The Insurance Version of Credit Scores – Insurance Scores and How They Affect Your Rates
Have you ever had a friend tell you what they pay for insurance with a company, and you called for a quote, only to discover that your premium was drastically different? You may have even said to the insurance agent, “But my friend has insurance with you and she only pays X amount for her auto insurance!”
This happens ALL of the time. The reason you have a drastically different score? It’s because insurers don’t have standard premium amounts that they charge every 25 year old driver that lives in Tennessee – in fact, there’s not a set premium for ANYONE of ANY age. There’s a lot more that goes into calculating premiums, and no two policies are alike because no two people are alike. When you think about it, would you expect insurers NOT to use so many complicated premium calculations when insurance can be so confusing to begin with? It’s only appropriate. In fact, you wouldn’t want your insurance premiums figured this way – imagine how unfair it would be for you to pay the exact same premium as someone driving a Lamborghini with five speeding tickets while you drive a Honda Accord and don’t have any tickets.

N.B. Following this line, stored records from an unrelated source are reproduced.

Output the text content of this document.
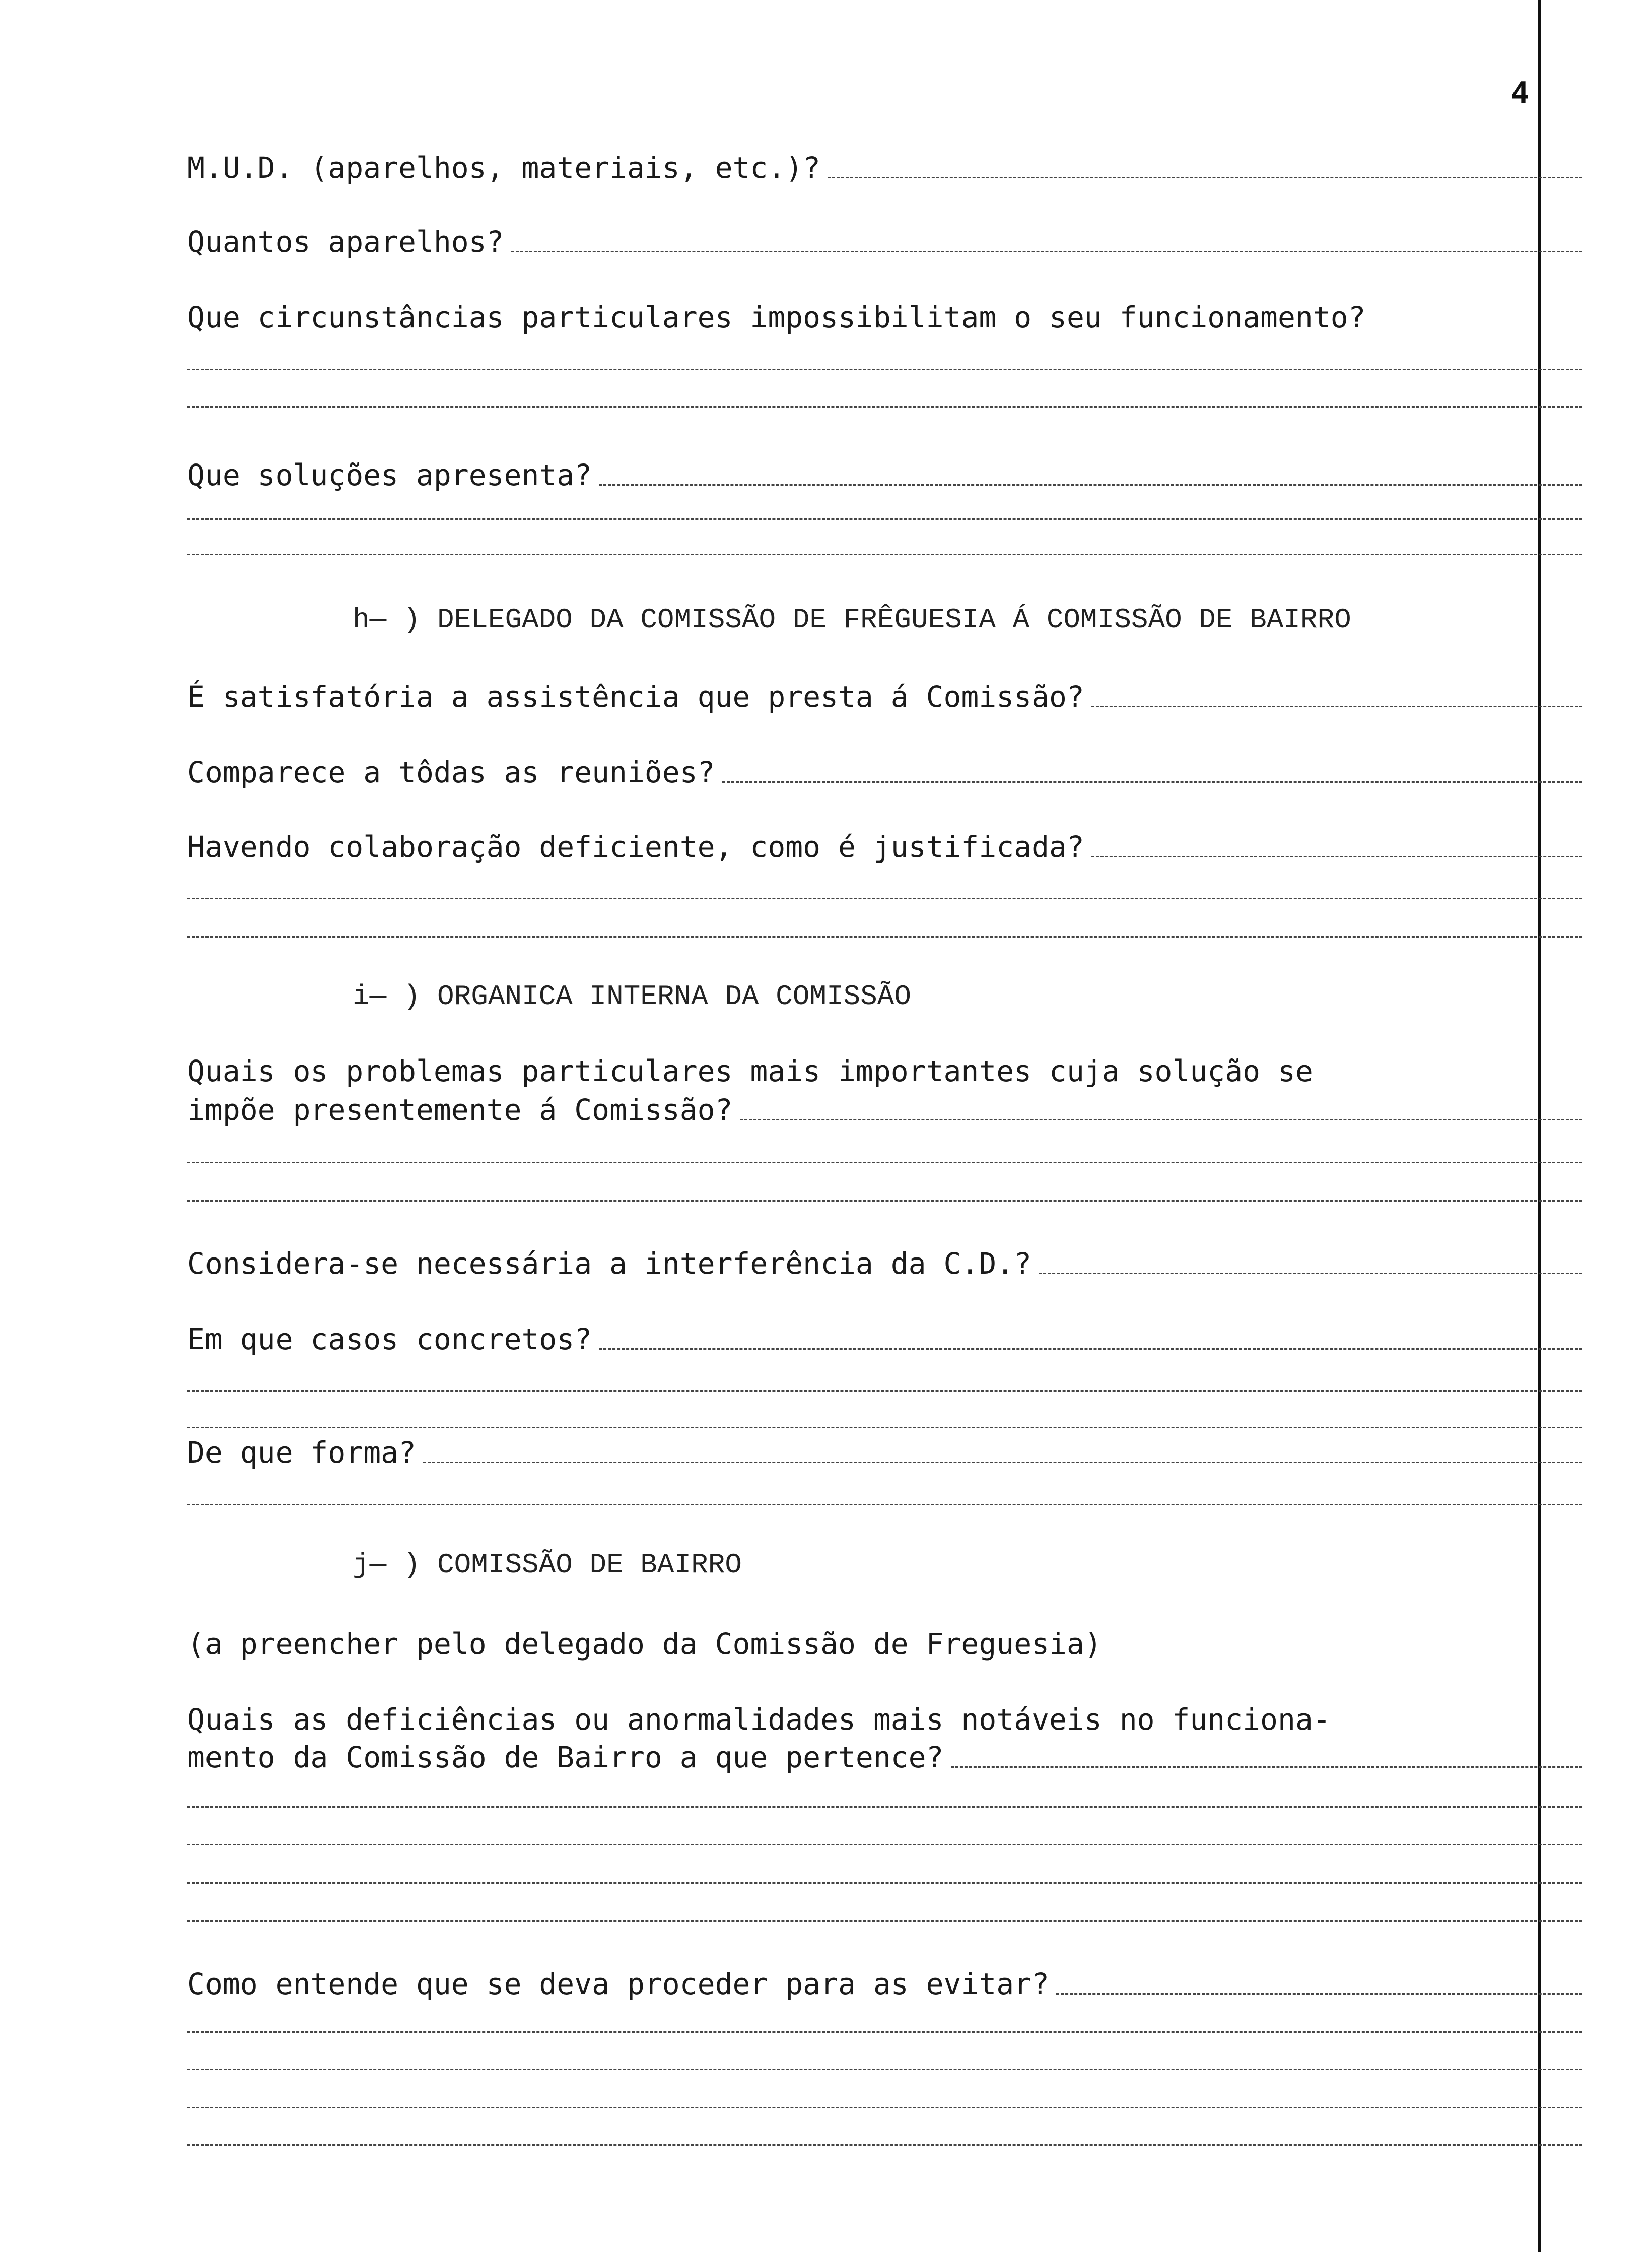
4
M.U.D. (aparelhos, materiais, etc.)?
Quantos aparelhos?
Que circunstâncias particulares impossibilitam o seu funcionamento?
Que soluções apresenta?
h— ) DELEGADO DA COMISSÃO DE FRÊGUESIA Á COMISSÃO DE BAIRRO
É satisfatória a assistência que presta á Comissão?
Comparece a tôdas as reuniões?
Havendo colaboração deficiente, como é justificada?
i— ) ORGANICA INTERNA DA COMISSÃO
Quais os problemas particulares mais importantes cuja solução se
impõe presentemente á Comissão?
Considera-se necessária a interferência da C.D.?
Em que casos concretos?
De que forma?
j— ) COMISSÃO DE BAIRRO
(a preencher pelo delegado da Comissão de Freguesia)
Quais as deficiências ou anormalidades mais notáveis no funciona-
mento da Comissão de Bairro a que pertence?
Como entende que se deva proceder para as evitar?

Insurance Scores: Not the Same As a Credit Score
When insurers calculate insurance premiums, the primary thing they’re basing your premiums on is what they call your ‘insurance score’. Insurance scores are made up from several things – essentially factors that say how much your risk is worth charging for. Basically they consider, “5 speeding tickets + brand new $50K car + congested traffic in the area you live in + poor credit = whatever would accurately let them at least break even since you’d be likely to have a lot of accidents or tickets based on that kind of past. These scores include things like your past driving record, how many accidents you’ve had, whether they were at-fault or not at fault accidents, if you’ve had any lapse in coverage, and lastly, your personal credit score is factored in.
Why do they do that?
This isn’t without reason and is quite logical if you really look at it from their perspective. They use insurance scores because the factors those scores include support statistics that have revealed that not only do people with factors like bad credit history for example have more of a chance of failing to pay their premiums, therefore becoming a high risk for cancellation due to non-payment, but statistics have also shown people with poor credit scores have historically received more violations, make more claims (whether comprehensive or collision claims on their vehicle) but overall tend to be involved in more accidents in general.
Also, statistics have proven that people with low credit scores also have a tendency to jump around from to different insurance companies and not stick with one insurer for the long term. Thus, this is another benefit to having a high credit score to improve your rate: insurers won’t increase your rate if they see a potential long term customer that will likely be remaining with them for the long haul. The other bonus is that usually insurance companies will offer a loyal customer discounts after you’ve stayed with that company for awhile.
Improving your credit score will undoubtedly help lower your insurance premium. Many times insurance companies will not write a policy for those with low insurance scores because they don’t want to risk paying out on a claim and be running the risk of not receiving that money back if the policy holder does not pay their premium. .
The Importance of Good Insurance Scores
In the most severe cases, some insurers are actually starting to greatly and strictly restrict what type of policies that you can buy as a policyholder according to varying credit scores. Some of the larger names in insurance that are operating will especially deny writing any sort of property policy for those with poor credit and/or unfortunately even people who have had to file bankruptcy in the past. Some even refuse to write auto policies based on credit. So not only does having a better credit score help lower the price of your insurance, it also increases your options of insurance companies, thus providing you more opportunities to find a better rate. Additionally, if you are able to obtain auto insurance with a company and not a property policy, you’ll miss out on discounts like multiple policy discounts for having more than one policy placed with one insurer.
Insurance companies consider low credit scores into their insurance scores because they’ve had the evidence to consider what a low credit score can result in. History is generally a good indicator of what the future.
Working on your credit score may take some time, but once you do achieve a higher credit score, you’ll see insurance rates begin to drop as a result.